Elma Avraham has been living in Kibbutz Nahal Oz for 49 years until the heinous attack that caused it to empty from its inhabitants. Her son, Uri Rawitz, talks about her on video.
"My mother is a beautiful woman, she has always been like that. She's beautiful inside and out. She has this naivety of those who built this country, especially the Kibbutz people down south.
"I woke up at 7:30 to the sounds of siren and Iron Dome interceptions. I knew that if it's happening in Tel Aviv – it's definitely happening there. I called her and she told me what was going on there – they were in their bomb shelters, they were told not to leave, she was alone. I have a brother who also lives there, but he was in his room. She told me she couldn't talk to him. She told me there's been an infiltration in Sderot and it took me a while to realize she was saying 'and here too'.

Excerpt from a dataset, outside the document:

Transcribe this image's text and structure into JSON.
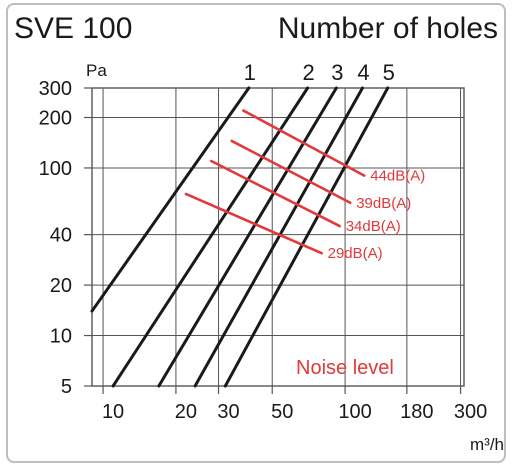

"The hours went by, another hour, another two, and so it went on for 10-11 hours. At some point I texted my brother and managed to communicate with him. Two soldiers accompanied him to my mother's house. He found the house broken into, ransacked, bomb shelter open, her bed turned over and my mother gone.
"I got it from my sister. She wrote to me: 'Uri, Mom was likely kidnapped'. An hour later we received, I don't even know who from, a photo. I looked at the photo and saw my mother. My 84-year-old mother sitting on a motorcycle, with a woman I don't know sitting in front of her. I see two armed men. She's facing away, but it's absolutely clear to me that's my mother.
"Please bring my mother, Elma Avraham, back home."